In the first episode of the 2017 broadcast series Tsuki-ga kirei (in Japanese Tsuki-ga kirei means “As the moon, so beautiful”), Kotaro Azumi (Stephen Sanders), a 9th grader at Kawagoe City Daisan Junior High, quotes Osamu Dazai: “How excruciating, arduous and unbearable it is to live.” Kotaro adds, “He must have been talking about middle school.”
Kotaro dreams of becoming a novelist, and his favorite writer is Dazai, the author of “No Longer Human,” a study in alienation that remains one of the all-time best-sellers in Japan. It’s a appropriate choice for the character, just as a bright American junior high student would venerate J.D. Salinger’s “The Catcher in the Rye.” Kotaro is shy, talented and likable, but he neglects his studies to work on his fiction. He’s more surprised than anyone when a school project brings him into contact with his classmate Akane Mizuno (Apphia Yu) and sparks fly.
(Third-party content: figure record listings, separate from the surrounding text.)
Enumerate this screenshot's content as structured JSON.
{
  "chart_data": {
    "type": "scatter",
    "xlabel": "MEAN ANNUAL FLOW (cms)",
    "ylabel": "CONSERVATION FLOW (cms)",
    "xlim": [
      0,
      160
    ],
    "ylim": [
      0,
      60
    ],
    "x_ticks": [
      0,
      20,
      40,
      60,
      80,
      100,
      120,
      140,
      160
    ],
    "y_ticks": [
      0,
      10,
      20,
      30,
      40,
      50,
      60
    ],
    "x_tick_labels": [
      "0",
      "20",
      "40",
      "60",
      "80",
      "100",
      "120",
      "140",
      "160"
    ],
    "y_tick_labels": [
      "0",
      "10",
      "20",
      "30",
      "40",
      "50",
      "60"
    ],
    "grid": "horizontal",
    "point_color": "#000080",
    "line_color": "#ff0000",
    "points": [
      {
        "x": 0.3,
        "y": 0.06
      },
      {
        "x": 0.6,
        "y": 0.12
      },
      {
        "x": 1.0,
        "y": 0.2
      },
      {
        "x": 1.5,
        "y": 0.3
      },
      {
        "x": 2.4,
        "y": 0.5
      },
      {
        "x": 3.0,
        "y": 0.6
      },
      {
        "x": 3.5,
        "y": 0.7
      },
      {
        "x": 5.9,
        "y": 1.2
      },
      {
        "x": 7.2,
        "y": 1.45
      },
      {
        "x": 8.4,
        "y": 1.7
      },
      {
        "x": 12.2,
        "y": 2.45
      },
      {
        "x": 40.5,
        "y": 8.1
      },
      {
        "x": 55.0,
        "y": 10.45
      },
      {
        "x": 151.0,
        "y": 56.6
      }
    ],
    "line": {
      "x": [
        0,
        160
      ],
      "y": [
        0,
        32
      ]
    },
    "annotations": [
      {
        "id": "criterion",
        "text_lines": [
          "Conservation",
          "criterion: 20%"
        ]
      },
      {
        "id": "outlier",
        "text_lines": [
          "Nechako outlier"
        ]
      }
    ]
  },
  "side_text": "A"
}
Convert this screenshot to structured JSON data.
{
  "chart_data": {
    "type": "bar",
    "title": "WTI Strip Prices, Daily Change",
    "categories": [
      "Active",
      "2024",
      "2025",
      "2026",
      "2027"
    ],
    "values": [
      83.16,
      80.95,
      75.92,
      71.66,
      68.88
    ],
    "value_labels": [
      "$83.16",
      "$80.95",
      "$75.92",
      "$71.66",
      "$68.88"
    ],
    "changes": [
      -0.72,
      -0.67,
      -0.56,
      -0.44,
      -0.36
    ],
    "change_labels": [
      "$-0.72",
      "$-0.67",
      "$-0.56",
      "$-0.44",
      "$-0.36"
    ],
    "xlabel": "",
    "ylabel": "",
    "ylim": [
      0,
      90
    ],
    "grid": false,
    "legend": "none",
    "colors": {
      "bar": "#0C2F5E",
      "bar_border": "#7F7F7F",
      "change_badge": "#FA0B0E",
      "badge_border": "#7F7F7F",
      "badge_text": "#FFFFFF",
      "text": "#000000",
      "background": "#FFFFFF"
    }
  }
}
Akane is pretty, a top student and the star of the track club. But she’s also shy and insecure; when she gets nervous she plays with a squeeze-toy of a cartoon potato plant. She’s certainly not looking for a boyfriend, but as she spends more time—and swaps more texts—with him, she realizes the gentle Kotaro makes her feel safe and cared about.
The course of true love never runs smoothly, especially for teen-agers. Akane has to train for interscholastic races; Kotaro rehearses a complicated dance for an upcoming Shinto festival. But the dance around each other’s feeling is even more complex. Kotaro has to sneak into Akane’s last track meet: If she knew he was watching, she’d be self-conscious. When their friends learn that Akane and Kotaro are dating, they launch a barrage of teasing that isn’t meant maliciously, but is still hard to deal with.
Handsome Takumi Hira (Daman Mills), the president of track club, wants to go out with Akane; Akane’s friend Chinatsu (Nishio Megan Shipman) nurtures a crush on Kotaro. Although Kotaro and Akane are interested only in each other, jealousies and misunderstandings inevitably arise. Akane has trouble confiding in anyone, even her special group of girlfriends. Kotaro seeks advise from the sympathetic Daisuke Tachibana (Ian Sinclair) the proprietor of a small bookstore and the lead percussionist for the temple festival musicians. Kotaro’s mother scolds him for not studying harder; Akane’s older sister attempts to kibitz her budding relationship.
At the same time, both partners have to face exams, cram school and, an arduous rite of passage for Japanese students, applying to an appropriate high school. Further complications ensue when Akane’s father announces he’s being transferred and the family will move closer to Tokyo. Akane’s excellent grades win her a place at prestigious Koumei High in Chiba, but it’s nearly two hours by train from Kawagoe City!
Yuuko Kakihara’s script captures the ordinariness of life at Daisan Junior High: the awkward silences, the mini-crises that threaten to escalate into traumas, the general uncertainty of teen-age life. She also avoids facile solutions that would weaken the story: Akane does move away. Despite a frantic period of intense studying, Kotaro fails to win a place at Koumei High. Kawagoe City is a real place, and the filmmakers give the viewers a sense of everyday life in a town that’s no backwater, but still small enough for everyone to know everyone else’s business.
Director Seiji Kishi keeps the characters appelaing and believable. Akane and Kotaro are good kids, but they’re not superstars. Akane is a promising runner, but not an Olympic prospect; when Kotaro enters a magazine’s new talent contest, an editor meets with him—but urges him to focus on something simpler, like light novels.
The result is a modest but disarming romance that’s refreshingly free of both melodramatic excess and snarky cynicism. Its tone may remind Western viewers of an early John Hughes movie.